Difficile de catégoriser L’Antre de la folie ou d’appréhender simplement son univers. On connaît Carpenter pour son style reconnaissable, éclectique, mêlant toujours une forme de débrouillardise, un travail d’autodidacte, et une maîtrise impressionnante. En 1995, la carrière de Big John compte déjà beaucoup de films cultes, qui n’ont pas forcément marché à leur sortie, mais ont su, avec le temps, être appréciés à leur juste valeur. Le public était-il tout de même vraiment prêt pour ce film ? Peut-être pas, ni aucun spectateur osant s’y aventurer d’ailleurs.

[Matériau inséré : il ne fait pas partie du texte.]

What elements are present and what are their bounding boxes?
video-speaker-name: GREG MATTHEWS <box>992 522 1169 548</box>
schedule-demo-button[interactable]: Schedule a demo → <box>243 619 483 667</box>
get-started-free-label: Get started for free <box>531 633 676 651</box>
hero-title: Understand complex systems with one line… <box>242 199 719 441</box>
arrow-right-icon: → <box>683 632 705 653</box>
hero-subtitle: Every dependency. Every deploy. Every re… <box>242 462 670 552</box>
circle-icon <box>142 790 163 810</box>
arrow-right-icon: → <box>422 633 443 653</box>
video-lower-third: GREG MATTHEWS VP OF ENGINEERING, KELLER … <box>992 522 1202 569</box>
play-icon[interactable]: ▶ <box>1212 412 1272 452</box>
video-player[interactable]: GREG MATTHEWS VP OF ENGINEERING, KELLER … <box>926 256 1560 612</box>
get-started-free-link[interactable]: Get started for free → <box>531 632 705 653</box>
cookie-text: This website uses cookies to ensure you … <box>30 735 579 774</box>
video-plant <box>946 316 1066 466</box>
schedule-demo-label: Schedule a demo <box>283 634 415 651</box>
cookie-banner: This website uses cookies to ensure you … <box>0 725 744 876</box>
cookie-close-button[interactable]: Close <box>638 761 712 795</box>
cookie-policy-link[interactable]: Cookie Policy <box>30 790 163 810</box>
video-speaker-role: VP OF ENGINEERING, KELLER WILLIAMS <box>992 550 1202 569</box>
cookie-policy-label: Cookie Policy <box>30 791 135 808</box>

Avec son thème principal, rock et hargneux, L’Antre de la folie annonce vite la couleur. Pas de répit, pas de formes, ça va carburer, ce sera violent et sans fioritures. Débutant dans un hôpital psychiatrique rappelant la folie de L’Armée des 12 Singes, le film de Carpenter nous place d’emblée dans cette situation pleine d’ambiguïté, où les tenants et aboutissants nous sont inconnus, et où l’on peine à comprendre ce qui a pu mener à en arriver à cette situation. En choisissant une situation initiale située à la fin de son récit, et en construisant le reste sur la base d’un flashback géant, Carpenter vise donc à éclairer le spectateur, mais, en réalité, il ne va faire que jouer avec nous. Comme Sutter Cane, un de ses personnages, grand écrivain de romans fantastiques et d’horreur, Carpenter donne naissance à son histoire, personnifie le spectateur à travers John Trent, joué par Sam Neill, et crée un film qui constitue une mise en abyme dans une mise en abyme, où les strates du film s’imbriquent, s’entrechoquent et se croisent dans un mélange furieusement dérangé et captivant.
La passion pour John Carpenter envers l’oeuvre de Lovecraft, grand romancier connu pour ses œuvres fantastiques du début du siècle, est bien connue. Carpenter se projette lui-même dans se film et dans sa relation avec l’oeuvre de Lovecraft. Car si le personnage de John Trent peut se présenter comme une projection du spectateur dans le film, on peut tout à fait y voir une projection de Carpenter lui-même dans l’univers romanesque de Lovecraft. Ainsi, L’Antre de la folie se mue en un film très personnel, presque autobiographique, où le cinéaste rend hommage à l’univers du romancier et lui donne vie. Carpenter, qui a jusqu’ici exploré diverses thématiques tout en conservant sa patte et son style, crée cette oeuvre très personnelle, un produit plus brut, qui le rend de fait encore plus décalé, extravagant et fou.
Ici, le cinéaste est sans limites, il crée une ambiance singulière, anxiogène, utilisant ce personnage principal très rationnel et versant dans le factuel et les certitudes pour le plonger dans un doute de plus en plus aigu. L’Antre de la folie a, par moments, quelque chose de semblable au cinéma de David Lynch, avec cette ambiance cauchemardesque, très onirique, nous faisant sans cesse douter de la véracité de ce qui se déroule devant nos yeux. C’est toute la force de ce film, qui parvient à, en plus d’être une oeuvre particulière, créer une véritable expérience qui franchit les limites de l’écran pour nous atteindre. A ce propos, le cinéaste n’hésite pas à briser le quatrième mur, en s’auto-référençant, et en incluant son film dans la diégèse du film, permettant d’accentuer cette mise en abyme vertigineuse et aux nombreuses strates.
L’Antre de la folie n’est pas le film le plus connu de John Carpenter, mais il est sans aucun doute l’un de ses plus aboutis. Très personnel, multipliant les références à Lovecraft, son romancier fétiche, il permet à « Big John » d’utiliser toute sa palette de talents pour mettre en abyme son oeuvre dans ce film torturé, complexe et retors. Le cinéaste prend un malin plaisir à jouer avec son spectateur, et avec John Trent, ici parfaitement campé par Sam Neill, pour semer le doute et nous faire sombrer dans la fameuse antre de la folie. Un film qui gagnerait à être davantage connu, qui nécessite une connaissance minimale du cinéma de Carpenter au préalable, mais dont le visionnage ne peut qu’être conseillé.